If people in our society are following this “Golden” Rule, then it seems from their behavior that many folks would have others be inconsiderate to them. Perhaps they expect others to treat them that way, and so they treat others inconsiderately in kind, in advance, out of habit or programming.

This idea–that inconsiderateness is a pre-emptive defense mechanism–suggests that it is a product of the “ego” that I identify as the immediate source of mental and emotional suffering in self and others. Out of fear, the ego seeks only to preserve itself, in the belief that not doing so (such as being considerate of others) is suicide.

This, again, is Narcissism.

Ego and Spirit

So, then, inconsideration (or narcissism) is a fear-based egoic thought pattern–as opposed to consideration (or empathy), which in my personal scheme of things is a trust-based spiritual thought pattern. We are always under the influence of one or the other, being led in our thoughts and actions by one or the other.

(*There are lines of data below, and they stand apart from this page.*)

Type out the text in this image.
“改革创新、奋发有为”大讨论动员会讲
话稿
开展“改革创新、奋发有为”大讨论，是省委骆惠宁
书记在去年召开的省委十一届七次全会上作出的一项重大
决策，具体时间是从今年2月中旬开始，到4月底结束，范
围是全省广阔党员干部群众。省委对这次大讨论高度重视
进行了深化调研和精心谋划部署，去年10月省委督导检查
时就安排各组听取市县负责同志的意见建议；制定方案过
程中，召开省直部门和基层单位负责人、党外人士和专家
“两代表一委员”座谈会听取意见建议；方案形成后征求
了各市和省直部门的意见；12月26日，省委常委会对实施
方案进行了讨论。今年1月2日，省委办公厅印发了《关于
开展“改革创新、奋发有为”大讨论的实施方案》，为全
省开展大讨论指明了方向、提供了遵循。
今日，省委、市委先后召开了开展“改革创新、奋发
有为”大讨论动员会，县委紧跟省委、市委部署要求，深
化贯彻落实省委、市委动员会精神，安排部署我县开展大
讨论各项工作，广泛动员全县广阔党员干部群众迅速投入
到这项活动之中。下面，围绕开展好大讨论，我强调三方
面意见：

Consideration is certainly a spiritual quality or “value”–that is, it comes from the Spirit, from the deepest inner being, the truest Self which is one’s most genuine expression, without the contamination of the wrong ideas of the ego.

That same Spirit exists in others as their deepest inner being, and those who perceive Spirit in themselves also recognize Spirit in others.

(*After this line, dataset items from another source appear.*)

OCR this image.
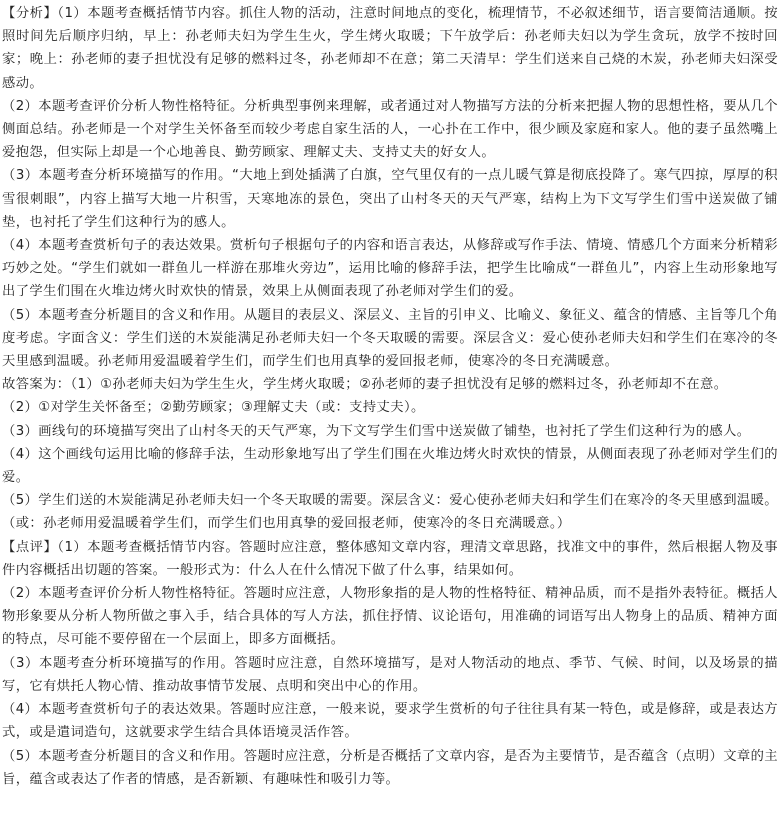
【分析】（1）本题考查概括情节内容。抓住人物的活动，注意时间地点的变化，梳理情节，不必叙述细节，语言要简洁通顺。按照时间先后顺序归纳，早上：孙老师夫妇为学生生火，学生烤火取暖；下午放学后：孙老师夫妇以为学生贪玩，放学不按时回家；晚上：孙老师的妻子担忧没有足够的燃料过冬，孙老师却不在意；第二天清早：学生们送来自己烧的木炭，孙老师夫妇深受感动。

（2）本题考查评价分析人物性格特征。分析典型事例来理解，或者通过对人物描写方法的分析来把握人物的思想性格，要从几个侧面总结。孙老师是一个对学生关怀备至而较少考虑自家生活的人，一心扑在工作中，很少顾及家庭和家人。他的妻子虽然嘴上爱抱怨，但实际上却是一个心地善良、勤劳顾家、理解丈夫、支持丈夫的好女人。

（3）本题考查分析环境描写的作用。“大地上到处插满了白旗，空气里仅有的一点儿暖气算是彻底投降了。寒气四掠，厚厚的积雪很刺眼”，内容上描写大地一片积雪，天寒地冻的景色，突出了山村冬天的天气严寒，结构上为下文写学生们雪中送炭做了铺垫，也衬托了学生们这种行为的感人。

（4）本题考查赏析句子的表达效果。赏析句子根据句子的内容和语言表达，从修辞或写作手法、情境、情感几个方面来分析精彩巧妙之处。“学生们就如一群鱼儿一样游在那堆火旁边”，运用比喻的修辞手法，把学生比喻成“一群鱼儿”，内容上生动形象地写出了学生们围在火堆边烤火时欢快的情景，效果上从侧面表现了孙老师对学生们的爱。

（5）本题考查分析题目的含义和作用。从题目的表层义、深层义、主旨的引申义、比喻义、象征义、蕴含的情感、主旨等几个角度考虑。字面含义：学生们送的木炭能满足孙老师夫妇一个冬天取暖的需要。深层含义：爱心使孙老师夫妇和学生们在寒冷的冬天里感到温暖。孙老师用爱温暖着学生们，而学生们也用真挚的爱回报老师，使寒冷的冬日充满暖意。

故答案为：（1）①孙老师夫妇为学生生火，学生烤火取暖；②孙老师的妻子担忧没有足够的燃料过冬，孙老师却不在意。

（2）①对学生关怀备至；②勤劳顾家；③理解丈夫（或：支持丈夫）。

（3）画线句的环境描写突出了山村冬天的天气严寒，为下文写学生们雪中送炭做了铺垫，也衬托了学生们这种行为的感人。

（4）这个画线句运用比喻的修辞手法，生动形象地写出了学生们围在火堆边烤火时欢快的情景，从侧面表现了孙老师对学生们的爱。

（5）学生们送的木炭能满足孙老师夫妇一个冬天取暖的需要。深层含义：爱心使孙老师夫妇和学生们在寒冷的冬天里感到温暖。（或：孙老师用爱温暖着学生们，而学生们也用真挚的爱回报老师，使寒冷的冬日充满暖意。）

【点评】（1）本题考查概括情节内容。答题时应注意，整体感知文章内容，理清文章思路，找准文中的事件，然后根据人物及事件内容概括出切题的答案。一般形式为：什么人在什么情况下做了什么事，结果如何。

（2）本题考查评价分析人物性格特征。答题时应注意，人物形象指的是人物的性格特征、精神品质，而不是指外表特征。概括人物形象要从分析人物所做之事入手，结合具体的写人方法，抓住抒情、议论语句，用准确的词语写出人物身上的品质、精神方面的特点，尽可能不要停留在一个层面上，即多方面概括。

（3）本题考查分析环境描写的作用。答题时应注意，自然环境描写，是对人物活动的地点、季节、气候、时间，以及场景的描写，它有烘托人物心情、推动故事情节发展、点明和突出中心的作用。

（4）本题考查赏析句子的表达效果。答题时应注意，一般来说，要求学生赏析的句子往往具有某一特色，或是修辞，或是表达方式，或是遣词造句，这就要求学生结合具体语境灵活作答。

（5）本题考查分析题目的含义和作用。答题时应注意，分析是否概括了文章内容，是否为主要情节，是否蕴含（点明）文章的主旨，蕴含或表达了作者的情感，是否新颖、有趣味性和吸引力等。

This recognition of Self-in-others is the essence of consideration (empathy). It is the essence of spirituality and the Golden Rule. It is also the essence of a healthy and functional society, particularly a society whose members claim to follow the teachings of Jesus.

Written on January 29, 2011, and freshly edited on December 17, 2016.


On Function and Dysfunction in Human Beings

December 14, 2016

A human being has an inner guidance system.  These are a person’s SPIRIT and SOUL.

SPIRIT guides through inspired MIND.  SOUL guides through intuitive HEART.

Inspired MIND provides intelligent THOUGHT.  Intuitive HEART provides instinctive FEELING.

Intelligent THOUGHT leads to TRUTH.  Instinctive FEELING be leads to LOVE.

TRUTH brings ORDER.  LOVE brings HARMONY.

This is proper FUNCTION in a human being.

FUNCTION is HAPPINESS.

——–

LIES and HARM come from without.

LIES cause (false) BELIEFS in MIND.  HARM causes (emotional) PAIN in HEART.

BELIEFS replace THOUGHT and TRUTH.  PAIN replaces FEELING and LOVE.

BELIEFS block INSPIRATION from SPIRIT.  PAIN blocks INTUITION from SOUL.

FALSE BELIEFS in MIND cause ERROR.  EMOTIONAL PAIN in HEART causes NEGATIVITY.

ERROR spreads LIES to MIND in others.  NEGATIVITY spreads HARM to HEART in others.

This is DYSFUNCTION in human beings.

DYSFUNCTION is SUFFERING.

——–

TRUTH and LOVE are REALITY.  SUFFERING is a corruption of REALITY.

SUFFERING brings CRISIS.  CRISIS brings SURRENDER to REALITY.

SURRENDER brings HONESTY.  HONESTY leads to TRUTH.

TRUTH destroys LIES and BELIEFS in MIND.  MIND receives INSPIRATION from SPIRIT.

Inspired MIND focuses on PAINFUL HEART.  HEART OPENS and releases EMOTIONAL PAIN.

HEART receives INTUITION from SOUL.  LOVE from SOUL heals HARM in HEART.

SPIRIT unites with SOUL in the person.  ORDER and HARMONY destroy DYSFUNCTION.

As DYSFUNCTION ends, SUFFERING ends.

Proper FUNCTION returns.

HAPPINESS returns.

REALITY returns.

——–

TRUTH and LOVE are the most powerful defense against LIES and HARM.

HONESTY is the most powerful antidote.